Samagra-Development/Text2SQL

Repository files navigation

Text2SQL

Open in Gitpod

Introduction

This tool converts natural language queries into SQL commands and fetches data from a configured database. It's an intuitive way for individuals without SQL knowledge to interact with databases, or for experts to streamline and automate their work.

There are two inputs

  1. schema.sql - The schema of the database
  2. text/prompt - The text to be converted to SQL. Example - "Number of students in class 5?"

The process is

  • Figure out the subject of the query (Could be a query to ChatGPT) - "students"; Map it to a table - "students" -> "student"; Map relevant query params to either table or columns; using ChatGPT;
        {
            "subject": "student",
            "relatedTables": ["subject", "midDayMealRecieved", "examMarks"]
        }
  • Find out all the tables relevant to the subject - "student" -> ["student", "class", "teacher"]; This could a second level linkage as well.
    • Setup a mock database for that schema (flavour wise - PSQL, SQLite, MySQL, etc.)
    • Insert the schema into the mock database
    • Run a query like this for the relevant flavour - SELECT name FROM sqlite_master WHERE type='table' to the tables having the subject in it.
    • Return the tables
  • Find out all the columns relevant to the tables in the above step.
    • Currently return all columns for a table
  • Create a schema-relevant.sql file with the relevant tables and columns
  • Create a prompt for the query - "Given this SQL Schema - {schema-relevant.sql}, Can you give a SQL query as a code snippet to "{NL SQL Query}" and don't share with me anything else."
  • Send a prompt to ChatGPT
  • Return SQL query
  • Verify the query on a mock DB - validate_SQL(sql)

APIs

  • Assuming this system is single tenant and single database query tool
  • Onboard a Schema using the /onboard API => schema.sql => already onboarded to the database | P2
  • /prompt => takes in a two param, prompt and schema_id and based on that prompt return the SQL if ChatGPT provides a valid SQL.

Installation

  1. Rename .env.sample file to .env
  2. Update OPENAI_API_KEY with your own openai api key.

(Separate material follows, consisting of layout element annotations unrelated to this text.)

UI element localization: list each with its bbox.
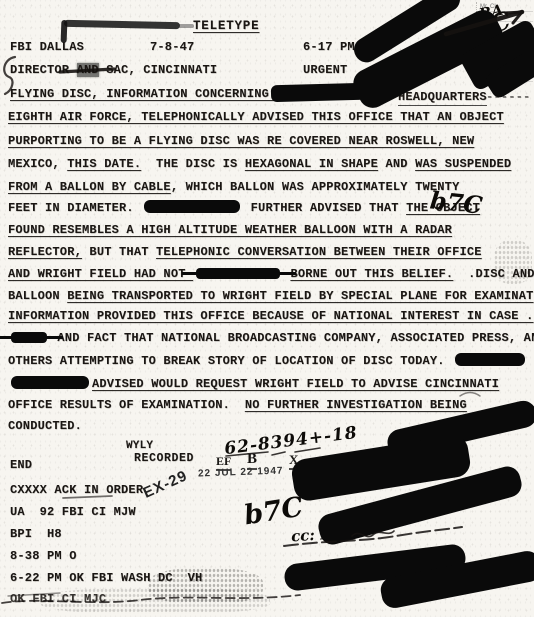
teletype-text: .DISC AND (453, 267, 534, 281)
footer-line-bpi: BPI H8 (10, 527, 62, 541)
redaction-bar (271, 83, 364, 102)
recipient-text: DIRECTOR (10, 63, 77, 77)
footer-line-end: END (10, 458, 32, 472)
teletype-text: EIGHTH AIR FORCE, TELEPHONICALLY ADVISED… (8, 110, 504, 124)
teletype-line: AND WRIGHT FIELD HAD NOT BORNE OUT THIS … (8, 267, 534, 281)
inline-redaction (11, 376, 89, 389)
subject-line: FLYING DISC, INFORMATION CONCERNING. (10, 87, 276, 101)
teletype-line: FOUND RESEMBLES A HIGH ALTITUDE WEATHER … (8, 223, 452, 237)
teletype-text: ADVISED WOULD REQUEST WRIGHT FIELD TO AD… (92, 377, 499, 391)
originating-office: FBI DALLAS (10, 40, 84, 54)
urgency-label: URGENT (303, 63, 347, 77)
footer-line-838pm: 8-38 PM O (10, 549, 77, 563)
teletype-text: REFLECTOR, (8, 245, 82, 259)
teletype-text: THIS DATE. (67, 157, 141, 171)
date-received-stamp: 22 JUL 22 1947 (198, 466, 284, 480)
teletype-text: BORNE OUT THIS BELIEF. (290, 267, 453, 281)
ink-smear-tail (178, 24, 194, 28)
fbi-teletype-document: TELETYPE FBI DALLAS 7-8-47 6-17 PM DIREC… (0, 0, 534, 617)
teletype-text: CONDUCTED. (8, 419, 82, 433)
teletype-text: , WHICH BALLON WAS APPROXIMATELY TWENTY (171, 180, 460, 194)
teletype-line: CONDUCTED. (8, 419, 82, 433)
teletype-text: FEET IN DIAMETER. (8, 201, 141, 215)
teletype-text: THE DISC IS (141, 157, 245, 171)
footer-line-622pm: 6-22 PM OK FBI WASH DC VH (10, 571, 202, 585)
inline-redaction (11, 332, 47, 343)
teletype-line: OFFICE RESULTS OF EXAMINATION. NO FURTHE… (8, 398, 467, 412)
message-date: 7-8-47 (150, 40, 194, 54)
footer-line-ack: CXXXX ACK IN ORDER (10, 483, 143, 497)
teletype-text: AND WRIGHT FIELD HAD NOT (8, 267, 193, 281)
teletype-line: EIGHTH AIR FORCE, TELEPHONICALLY ADVISED… (8, 110, 504, 124)
teletype-line: FEET IN DIAMETER. FURTHER ADVISED THAT T… (8, 200, 480, 215)
teletype-text: OTHERS ATTEMPTING TO BREAK STORY OF LOCA… (8, 354, 452, 368)
footer-line-ua: UA 92 FBI CI MJW (10, 505, 136, 519)
wyly-label: WYLY (126, 440, 153, 452)
recipient-text-2: SAC, CINCINNATI (99, 63, 217, 77)
ex-29-stamp: EX-29 (141, 467, 191, 502)
teletype-text: OFFICE RESULTS OF EXAMINATION. (8, 398, 245, 412)
exemption-code-bottom: b7C (242, 492, 305, 532)
teletype-text: PURPORTING TO BE A FLYING DISC WAS RE CO… (8, 134, 474, 148)
teletype-text: AND (378, 157, 415, 171)
teletype-text: FROM A BALLON BY CABLE (8, 180, 171, 194)
teletype-text: BUT THAT (82, 245, 156, 259)
teletype-text: NO FURTHER INVESTIGATION BEING (245, 398, 467, 412)
message-time: 6-17 PM (303, 40, 355, 54)
teletype-line: REFLECTOR, BUT THAT TELEPHONIC CONVERSAT… (8, 245, 482, 259)
ink-smear-horizontal (64, 20, 180, 29)
recipient-line: DIRECTOR AND SAC, CINCINNATI (10, 63, 217, 77)
teletype-line: AND FACT THAT NATIONAL BROADCASTING COMP… (8, 331, 534, 345)
teletype-text: TELEPHONIC CONVERSATION BETWEEN THEIR OF… (156, 245, 482, 259)
teletype-line: FROM A BALLON BY CABLE, WHICH BALLON WAS… (8, 180, 459, 194)
pencil-squiggle (460, 393, 480, 397)
teletype-title: TELETYPE (193, 19, 259, 33)
teletype-text: INFORMATION PROVIDED THIS OFFICE BECAUSE… (8, 309, 533, 323)
teletype-text: FURTHER ADVISED THAT (243, 201, 406, 215)
teletype-text: MEXICO, (8, 157, 67, 171)
teletype-line: OTHERS ATTEMPTING TO BREAK STORY OF LOCA… (8, 353, 528, 368)
inline-redaction (196, 268, 280, 279)
teletype-line: MEXICO, THIS DATE. THE DISC IS HEXAGONAL… (8, 157, 511, 171)
teletype-text: HEXAGONAL IN SHAPE (245, 157, 378, 171)
inline-redaction (455, 353, 525, 366)
teletype-text: AND FACT THAT NATIONAL BROADCASTING COMP… (50, 331, 534, 345)
teletype-text: BALLOON (8, 289, 67, 303)
teletype-line: PURPORTING TO BE A FLYING DISC WAS RE CO… (8, 134, 474, 148)
headquarters-label: HEADQUARTERS (398, 90, 487, 106)
teletype-text: FOUND RESEMBLES A HIGH ALTITUDE WEATHER … (8, 223, 452, 237)
teletype-line: INFORMATION PROVIDED THIS OFFICE BECAUSE… (8, 309, 533, 323)
inline-redaction (144, 200, 240, 213)
teletype-line: ADVISED WOULD REQUEST WRIGHT FIELD TO AD… (8, 376, 499, 391)
struck-word-and: AND (77, 63, 99, 77)
teletype-line: BALLOON BEING TRANSPORTED TO WRIGHT FIEL… (8, 289, 534, 303)
footer-line-okfbi: OK FBI CI MJC (10, 592, 106, 606)
teletype-text: BEING TRANSPORTED TO WRIGHT FIELD BY SPE… (67, 289, 533, 303)
exemption-code-mid: b7C (429, 185, 484, 219)
recorded-stamp: RECORDED (134, 452, 194, 465)
teletype-text: WAS SUSPENDED (415, 157, 511, 171)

You can get your own api key by clicking here.
  3. Now execute the below commands to setup server and other services.
python3 -m venv venv
source venv/bin/activate
pip install -r requirements.txt
pip install -r src/server/sql_graph/requirements.txt
docker compose -f docker-compose.gitpod.yml up -d

Running Tests

python -m unittest tests.related_tables

Running the app

python src/server/app.py

Setting up dummy education database

cd src/server/db/mock-data
sudo sh init_mock_data.sh 

Note down the Schema_ID that gets stored in the schema_id.txt file. You will have to send this as param in the prompt api.

pygraphviz installation

This will be required for sql_graph.

Linux

sudo apt update
sudo apt-get install libgraphviz-dev
sudo apt install pkg-config graphviz-dev -y
pip install pygraphviz

Mac OS

sudo apt-get install libgraphviz-dev
pip3 install --global-option=build_ext --global-option="-I/opt/homebrew/Cellar/graphviz/8.0.5/include/" --global-option="-L/opt/homebrew/Cellar/graphviz/8.0.5/lib/" pygraphviz


brew install graphviz
python -m pip install \
    --global-option=build_ext \
    --global-option="-I$(brew --prefix graphviz)/include/" \
    --global-option="-L$(brew --prefix graphviz)/lib/" \
    pygraphviz

Usage

curl --location 'https://localhost:5078/prompt/v3' \
--header 'Content-Type: application/json' \
--header 'Authorization: Basic dGVzdDp0ZXN0' \
--data '{
    "schema_id": "<Schema ID>",
    "prompt": "How many Primary School are there?"
}'

Contribution

Check our QuickStart guide if you want to contribute to this project.

You can watch this video which will help you in setting up Gitpod for the project.

Gitpod Setup Tutorial

License

This tool is released under the MIT License.